Sunday, February 12, 2012

Men's Tennis Teams

I had some responses (LOVE GETTING THESE!) to my post about women's tennis teams.  In fact, wives of men who play(ed) on tennis teams sneaked these comments to me surreptitiously.  The women were afraid if they put their responses in the "Comments" section at the bottom of my blog, their lives would be threatened.

Among the feedback, a surprising consensus:  MEN ARE AS ABSURD WHEN THEY BELONG TO A TEAM AS WOMEN!  The following are reports I got, which have yet to be confirmed, until I go undercover with a beard.

There are actually men playing doubles who will argue a call from the other side of the net!  This might occur from a crouching position or upright from the baseline (though not too many retirees in Florida can actually stand upright).  In other words, they are looking through or across a rope lattice of netting to the opposite end of the court, when they decide the opponents mistakenly called a ball "Out."  At which time, a few agile ones may suddenly high-jump the net, demanding to see where the ball landed!  That's one sight we don't need in ladies' tennis - vaulting panties.  The ladies have RULES that state they must be invited to come to the other side of the net to view a mark.  Very genteel!

There are actually men who refuse to play on either the deuce or add side of the court in doubles.  This means the captain must reshuffle the lineup, if both partners play the same side.  How naive of me!  I thought men could take orders.

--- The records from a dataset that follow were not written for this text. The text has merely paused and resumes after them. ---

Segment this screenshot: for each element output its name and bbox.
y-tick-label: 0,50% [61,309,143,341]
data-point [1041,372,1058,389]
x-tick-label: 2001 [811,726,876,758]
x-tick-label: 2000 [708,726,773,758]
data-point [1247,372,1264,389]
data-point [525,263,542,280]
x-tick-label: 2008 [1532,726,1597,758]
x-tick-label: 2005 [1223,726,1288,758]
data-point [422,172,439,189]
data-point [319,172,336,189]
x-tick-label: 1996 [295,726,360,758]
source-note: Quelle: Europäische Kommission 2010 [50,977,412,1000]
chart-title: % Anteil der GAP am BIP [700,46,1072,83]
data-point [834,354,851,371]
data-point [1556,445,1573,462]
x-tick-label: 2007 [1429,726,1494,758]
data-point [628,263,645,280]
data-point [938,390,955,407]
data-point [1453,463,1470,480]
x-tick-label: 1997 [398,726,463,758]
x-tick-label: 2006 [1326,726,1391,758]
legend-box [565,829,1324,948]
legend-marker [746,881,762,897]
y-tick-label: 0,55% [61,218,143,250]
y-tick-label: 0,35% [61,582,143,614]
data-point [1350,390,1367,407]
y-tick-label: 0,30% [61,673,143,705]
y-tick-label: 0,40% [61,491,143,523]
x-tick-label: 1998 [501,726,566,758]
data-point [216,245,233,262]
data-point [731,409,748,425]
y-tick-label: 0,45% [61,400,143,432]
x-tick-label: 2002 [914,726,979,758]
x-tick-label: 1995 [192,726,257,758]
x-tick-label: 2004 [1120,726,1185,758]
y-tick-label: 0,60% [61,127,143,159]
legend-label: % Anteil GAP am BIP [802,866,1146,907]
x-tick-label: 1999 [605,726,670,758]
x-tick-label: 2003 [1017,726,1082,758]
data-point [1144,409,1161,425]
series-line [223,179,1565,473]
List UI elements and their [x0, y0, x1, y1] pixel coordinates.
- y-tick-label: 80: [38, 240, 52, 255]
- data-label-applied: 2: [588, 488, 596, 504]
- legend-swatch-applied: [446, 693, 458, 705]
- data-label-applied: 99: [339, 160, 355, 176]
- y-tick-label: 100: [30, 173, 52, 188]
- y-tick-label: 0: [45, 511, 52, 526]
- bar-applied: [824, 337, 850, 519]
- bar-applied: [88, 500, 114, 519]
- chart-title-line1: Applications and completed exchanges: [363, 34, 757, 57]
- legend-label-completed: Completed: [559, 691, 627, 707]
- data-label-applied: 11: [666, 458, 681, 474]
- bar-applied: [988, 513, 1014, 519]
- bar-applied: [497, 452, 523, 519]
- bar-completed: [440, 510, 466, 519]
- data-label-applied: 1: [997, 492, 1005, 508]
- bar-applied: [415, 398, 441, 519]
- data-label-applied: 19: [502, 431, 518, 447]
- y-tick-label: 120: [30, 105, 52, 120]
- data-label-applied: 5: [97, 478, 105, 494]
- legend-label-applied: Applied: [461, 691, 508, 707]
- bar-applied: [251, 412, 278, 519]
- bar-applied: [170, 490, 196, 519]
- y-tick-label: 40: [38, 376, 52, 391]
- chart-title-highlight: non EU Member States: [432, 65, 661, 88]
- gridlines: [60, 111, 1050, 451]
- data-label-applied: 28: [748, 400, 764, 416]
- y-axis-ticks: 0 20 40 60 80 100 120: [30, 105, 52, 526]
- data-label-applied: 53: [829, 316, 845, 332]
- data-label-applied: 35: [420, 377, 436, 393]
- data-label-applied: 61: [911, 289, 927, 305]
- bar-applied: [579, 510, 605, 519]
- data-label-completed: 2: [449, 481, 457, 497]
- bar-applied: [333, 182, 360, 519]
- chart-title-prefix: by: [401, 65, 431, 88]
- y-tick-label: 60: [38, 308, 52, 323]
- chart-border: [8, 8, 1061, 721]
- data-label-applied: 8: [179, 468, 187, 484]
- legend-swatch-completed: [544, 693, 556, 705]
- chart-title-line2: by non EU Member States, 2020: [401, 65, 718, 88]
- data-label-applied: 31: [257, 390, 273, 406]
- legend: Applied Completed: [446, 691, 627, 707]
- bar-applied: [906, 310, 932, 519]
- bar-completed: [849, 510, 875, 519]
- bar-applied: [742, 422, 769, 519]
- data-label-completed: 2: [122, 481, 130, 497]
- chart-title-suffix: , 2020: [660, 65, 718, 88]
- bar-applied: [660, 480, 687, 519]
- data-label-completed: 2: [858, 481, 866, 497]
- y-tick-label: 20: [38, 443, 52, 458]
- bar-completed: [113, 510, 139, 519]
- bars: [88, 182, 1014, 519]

There are also men's team players who refuse to serve facing the sun. This presents a problem if both partners do not have the proper equipment - sunglasses, hat, or visor -  and have forgotten to put sun block on their faces.  Dermatologists in Florida have outrageously successful businesses, so I guess someone finally decides to serve!

Another report I got was that some men actually forget the score when they are serving (imagine?).  In fact, many start serving, then forget that they've served at all!  At which point, the server asks the other three players what the score is, and no-one knows!  Loony tunes... 

Many male players in Florida can't hear what the server is saying anyway, because they refuse to wear their hearing aids.  How many are decent lip readers, you ask?  Only one that I know.  So the server could announce almost any score that fits the side of the court where he is standing and get away with it.

Finally, my sources reported that if a good golf game comes up, the lineup may be missing a few positions.  And here I thought that men didn't need RULES!